First, we investigate how the scoring algorithm can be further improved. For example, we are considering the most appropriate notation for foods such as certain cereals that are high in whole grains and fiber, but also processed and contain added sugar. And we look at the scoring of different eggs, cheeses, poultry and meat products, which have a wide range of scores but sometimes score a bit lower than might seem intuitive.
Over the coming year, we will refine and improve the system based on our research, the latest evidence and feedback from the scientific community.
Also, more research is needed on how a consumer might understand and use Food Compass in practice. For example, it could be added as label on the front of the package – but would it be useful without more education and context?

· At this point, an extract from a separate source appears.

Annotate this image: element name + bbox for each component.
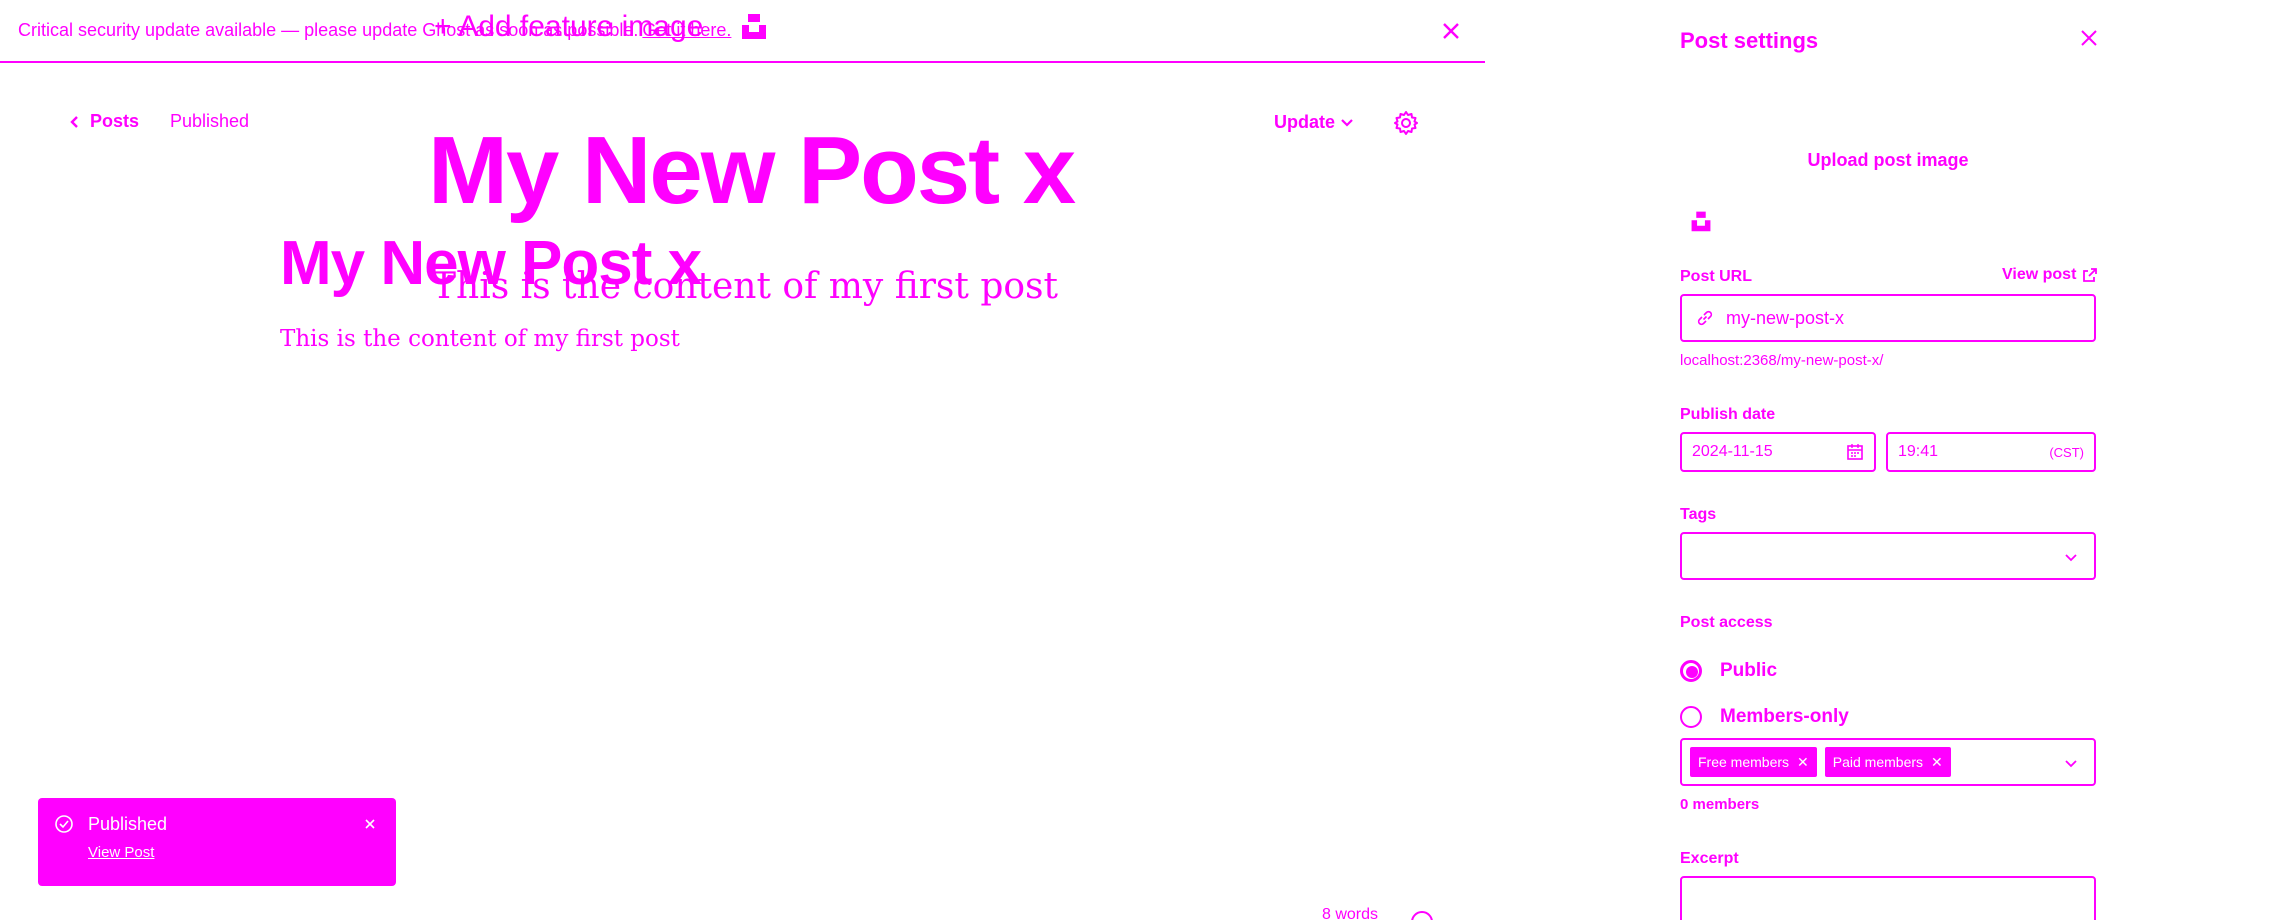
settings-title: Post settings xyxy=(1680,28,1819,53)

Also, while the scoring system ranges from 1 to 100, could it be more accessible if the scores were grouped into broader categories? For example, would a green/yellow/red light system be easier to understand?
And we hope that future versions of Food Compass will contain additional criteria to filter foods for people on special diets, such as low carb, paleo, vegetarian, diabetic friendly, low sodium and others.
The big picture
Food Compass should not be used to replace food-based dietary guidelines and preferences. Raspberries and asparagus do very well, but a diet of just these foods wouldn’t be very healthy. People should look for a Balanced diet in different food groups.
To help you, Food Compass can be very useful for comparing similar products within a food group. For example, someone who prefers eggs for breakfast may search for egg dishes that score higher. Those who prefer grains can look for higher-scoring grains. And even better, Food Compass can help people add other top-rated foods to their plate — like healthy vegetables and oils to eggs, and fruits and nuts to grains — to boost the overall benefits of this meal. for health.
To make use by others as easy as possible, we published full details of the scoring algorithm and the scores of the products reviewed, so anyone can take what we’ve done and use it.